Monday, January 14, 2013

Seduction of The Innocent by Max Allan Collins


So Doctor Fredric Wertham finally gets his.

Max Allan Collins’ sleek new novel Seduction of The Innocent takes us back to the days when Wertham and the United States Congress were trying to win public approval by insisting that certain suspense and horror comic books were actually training manuals for all sorts of violence and perversion.  Did Batman and Robin sleep in the same bed?

Werthman was an allegedly respectable psychiatrist whose book Seduction of The Innocent won him fame and most likely moderate fortune. He appears in Collins' novel as Dr. Werner Frederick, a lightweight egotist lusting for celebrity.

I suppose that this is my favorite of the Jack and Maggie Starr adventures because of the theme. I was just old enough to buy EC comics on the news stands and I have a dim memory of them suddenly disappearing from the store where I bought comics and science fiction magazines.  The Starr family is involved in Dr. Frederick's campaign because their distribution company is about to purchase one of the offending comic book companies from a  turbulent man named Bob Price.

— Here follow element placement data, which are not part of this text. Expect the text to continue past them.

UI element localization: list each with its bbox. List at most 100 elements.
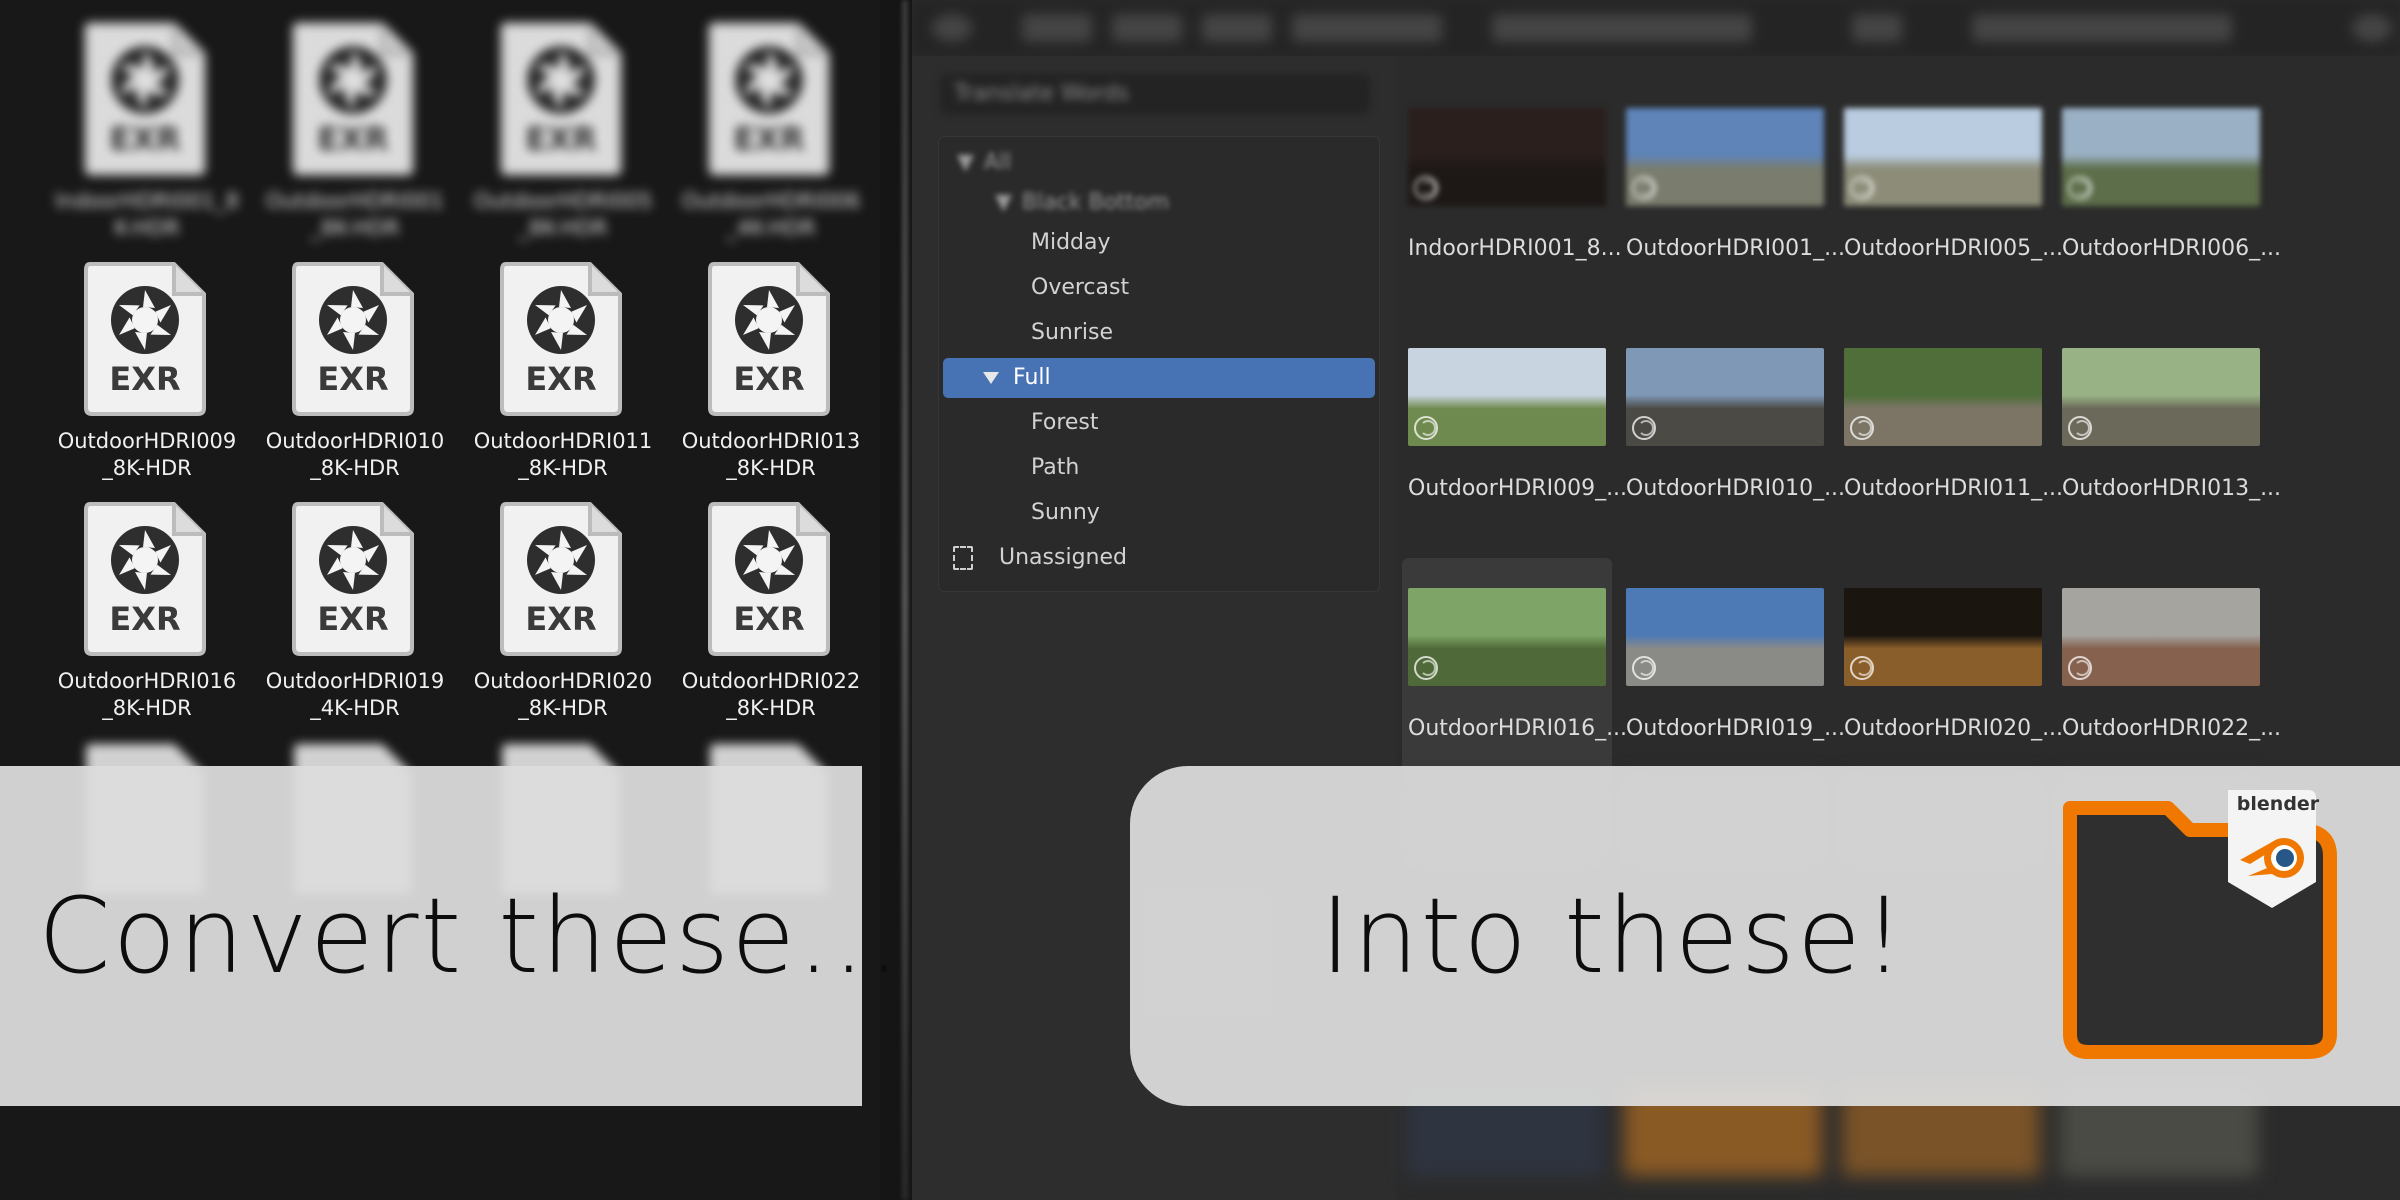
catalog-item-sunrise[interactable]: Sunrise [939, 313, 1379, 353]
catalog-item-forest[interactable]: Forest [939, 403, 1379, 443]
asset-name-label: OutdoorHDRI010_... [1626, 476, 1846, 501]
world-asset[interactable]: OutdoorHDRI013_... [2056, 318, 2281, 548]
world-asset[interactable]: OutdoorHDRI020_... [1838, 558, 2063, 788]
exr-file[interactable]: EXR OutdoorHDRI009 _8K-HDR [42, 246, 252, 486]
world-icon [1850, 656, 1874, 680]
file-name-label: OutdoorHDRI013 _8K-HDR [681, 429, 861, 480]
catalog-item-label: Full [1013, 365, 1051, 390]
file-name-label: OutdoorHDRI011 _8K-HDR [473, 429, 653, 480]
file-extension-label: EXR [109, 120, 181, 158]
hdri-thumbnail [1844, 108, 2042, 206]
file-name-label: OutdoorHDRI009 _8K-HDR [57, 429, 237, 480]
world-icon [1850, 416, 1874, 440]
world-icon [1414, 176, 1438, 200]
exr-file[interactable]: EXR OutdoorHDRI020 _8K-HDR [458, 486, 668, 726]
file-extension-label: EXR [733, 120, 805, 158]
exr-file-icon: EXR [704, 258, 834, 418]
exr-file[interactable]: EXR OutdoorHDRI013 _8K-HDR [666, 246, 876, 486]
exr-file[interactable]: EXR OutdoorHDRI011 _8K-HDR [458, 246, 668, 486]
world-icon [1632, 416, 1656, 440]
file-extension-label: EXR [109, 360, 181, 398]
world-asset[interactable]: OutdoorHDRI005_... [1838, 78, 2063, 308]
catalog-filter-input[interactable]: Translate Words [940, 74, 1370, 114]
catalog-item-label: Midday [1031, 230, 1111, 255]
exr-file-icon: EXR [288, 498, 418, 658]
exr-file[interactable]: EXR OutdoorHDRI006 _4K-HDR [666, 6, 876, 246]
world-asset[interactable]: OutdoorHDRI019_... [1620, 558, 1845, 788]
catalog-item-sunny[interactable]: Sunny [939, 493, 1379, 533]
catalog-tree: ▼ All ▼ Black Bottom Midday Overcast Sunrise… [938, 136, 1380, 592]
exr-file[interactable]: EXR OutdoorHDRI022 _8K-HDR [666, 486, 876, 726]
exr-file-icon: EXR [704, 18, 834, 178]
hdri-thumbnail [1626, 588, 1824, 686]
catalog-root-all[interactable]: ▼ All [939, 143, 1379, 183]
asset-name-label: OutdoorHDRI006_... [2062, 236, 2282, 261]
world-asset[interactable]: OutdoorHDRI009_... [1402, 318, 1627, 548]
exr-file-icon: EXR [704, 498, 834, 658]
asset-name-label: OutdoorHDRI009_... [1408, 476, 1628, 501]
exr-file[interactable]: EXR OutdoorHDRI005 _8K-HDR [458, 6, 668, 246]
hdri-thumbnail [1626, 108, 1824, 206]
world-asset[interactable]: OutdoorHDRI016_... [1402, 558, 1627, 788]
catalog-item-label: Forest [1031, 410, 1099, 435]
hdri-thumbnail [2062, 348, 2260, 446]
caption-into: Into these! [1320, 875, 1907, 997]
caption-banner-left: Convert these... [0, 766, 900, 1106]
world-asset[interactable]: IndoorHDRI001_8... [1402, 78, 1622, 308]
world-icon [1632, 656, 1656, 680]
catalog-root-label: All [983, 150, 1012, 175]
file-name-label: OutdoorHDRI022 _8K-HDR [681, 669, 861, 720]
hdri-thumbnail [1408, 108, 1606, 206]
file-name-label: OutdoorHDRI019 _4K-HDR [265, 669, 445, 720]
world-icon [2068, 416, 2092, 440]
exr-file-icon: EXR [496, 258, 626, 418]
asset-name-label: OutdoorHDRI020_... [1844, 716, 2064, 741]
file-name-label: IndoorHDRI001_8 K-HDR [55, 189, 239, 240]
file-extension-label: EXR [109, 600, 181, 638]
catalog-item-overcast[interactable]: Overcast [939, 268, 1379, 308]
file-name-label: OutdoorHDRI001 _8K-HDR [265, 189, 445, 240]
hdri-thumbnail [1408, 588, 1606, 686]
catalog-group-black-bottom[interactable]: ▼ Black Bottom [939, 183, 1379, 223]
catalog-item-path[interactable]: Path [939, 448, 1379, 488]
exr-file[interactable]: EXR IndoorHDRI001_8 K-HDR [42, 6, 252, 246]
world-asset[interactable]: OutdoorHDRI010_... [1620, 318, 1845, 548]
world-icon [1632, 176, 1656, 200]
expand-triangle-icon[interactable] [983, 372, 999, 384]
caption-convert: Convert these... [38, 875, 903, 997]
world-asset[interactable]: OutdoorHDRI022_... [2056, 558, 2281, 788]
file-extension-label: EXR [317, 600, 389, 638]
catalog-item-midday[interactable]: Midday [939, 223, 1379, 263]
hdri-thumbnail [1844, 348, 2042, 446]
file-extension-label: EXR [525, 120, 597, 158]
catalog-item-label: Path [1031, 455, 1080, 480]
exr-file[interactable]: EXR OutdoorHDRI010 _8K-HDR [250, 246, 460, 486]
file-name-label: OutdoorHDRI010 _8K-HDR [265, 429, 445, 480]
file-name-label: OutdoorHDRI020 _8K-HDR [473, 669, 653, 720]
window-divider [902, 0, 908, 1200]
catalog-item-unassigned[interactable]: Unassigned [939, 538, 1379, 578]
exr-file-icon: EXR [496, 498, 626, 658]
file-name-label: OutdoorHDRI016 _8K-HDR [57, 669, 237, 720]
exr-file[interactable]: EXR OutdoorHDRI016 _8K-HDR [42, 486, 252, 726]
catalog-group-label: Black Bottom [1021, 190, 1170, 215]
exr-file-icon: EXR [80, 18, 210, 178]
asset-name-label: IndoorHDRI001_8... [1408, 236, 1622, 261]
asset-name-label: OutdoorHDRI022_... [2062, 716, 2282, 741]
world-icon [2068, 176, 2092, 200]
world-asset[interactable]: OutdoorHDRI006_... [2056, 78, 2281, 308]
blender-logo-text: blender [2236, 793, 2320, 815]
asset-browser-header [912, 0, 2400, 56]
hdri-thumbnail [2062, 588, 2260, 686]
world-icon [2068, 656, 2092, 680]
file-extension-label: EXR [733, 600, 805, 638]
world-asset[interactable]: OutdoorHDRI001_... [1620, 78, 1845, 308]
asset-name-label: OutdoorHDRI005_... [1844, 236, 2064, 261]
world-asset[interactable]: OutdoorHDRI011_... [1838, 318, 2063, 548]
blender-folder-logo [2050, 790, 2360, 1060]
exr-file[interactable]: EXR OutdoorHDRI001 _8K-HDR [250, 6, 460, 246]
exr-file[interactable]: EXR OutdoorHDRI019 _4K-HDR [250, 486, 460, 726]
world-icon [1850, 176, 1874, 200]
catalog-item-full[interactable]: Full [943, 358, 1375, 398]
asset-name-label: OutdoorHDRI019_... [1626, 716, 1846, 741]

For me Price is the most memorable character in the novel. He is determined to testify--as a volunteer no less--before the Senate Committee despite Jack, Maggie, his business partner and anybody else who has ever had contact with him begging him not to. You find yourself begging him not to along with everybody else. He's about to commit business suicide but nobody can stop him. He will bluster and rant his way into buffoonery or worse. I could see the late Jack Carson playing him beautifully.

Meanwhile Jack Starr, being among other things a private detective, begins to do a background check on Frederick hoping to come up with a way to diminish his power. A particularly clever turn as things turn out.

As usual, Collins is spot on in bringing back the Fifties, especially the Fifties of New York and some of its tonier spots and characters. He has a lot of fun with the personalities and the shows and the obsessions of the era. 

There's a particularly suspenseful scene early on in a chi chi restaurant where a celebrity (just ask him) holds forth with a microphone as he interviews other celebrities in his private booth.  He traps Maggie into an ugly interrogation. The scene works well as drama but also as a satire on early TV--you think reality shows are cheap to produce; stash some yo-yo in a restaurant booth with a microphone and have him fill a half hour.  The change in your pocket will pay the freight.

But the thrust of the novel is how corrupt the entire investigation into comic books was.  From a clownish shrink to grandstanding Senators to a national press eager to play scolding minister. Collins mixes this with a really tight fair-clue mystery, a private detective story (is there just a bit of Shell Scott in Jack Starr?) and the kind of superior storytelling that mark every Collins book. 

A final note on the interior illustrations by Terry Beatty. These capture the mood and era of the novel perfectly. Beatty is among the very best illustrators of our time and his homage to the original EC drawings is magnificent.

Five stars for the Starrs.


Carolyn Hart said...

As always Max Allan Collins hits the right note. He is a wonderful writer and this book sounds fabulous. Thanks, Ed, for reviewing it. Carolyn Hart

Mathew Paust said...

That cover alone will stay with me awhile.

Prashant C. Trikannad said...

I found Wertham's argument against the EC brand of horror comics questionable and I hope to read Collins' book for a fresh perspective on the issue. It's certainly a novel idea to base your new mystery around the war on comic-books.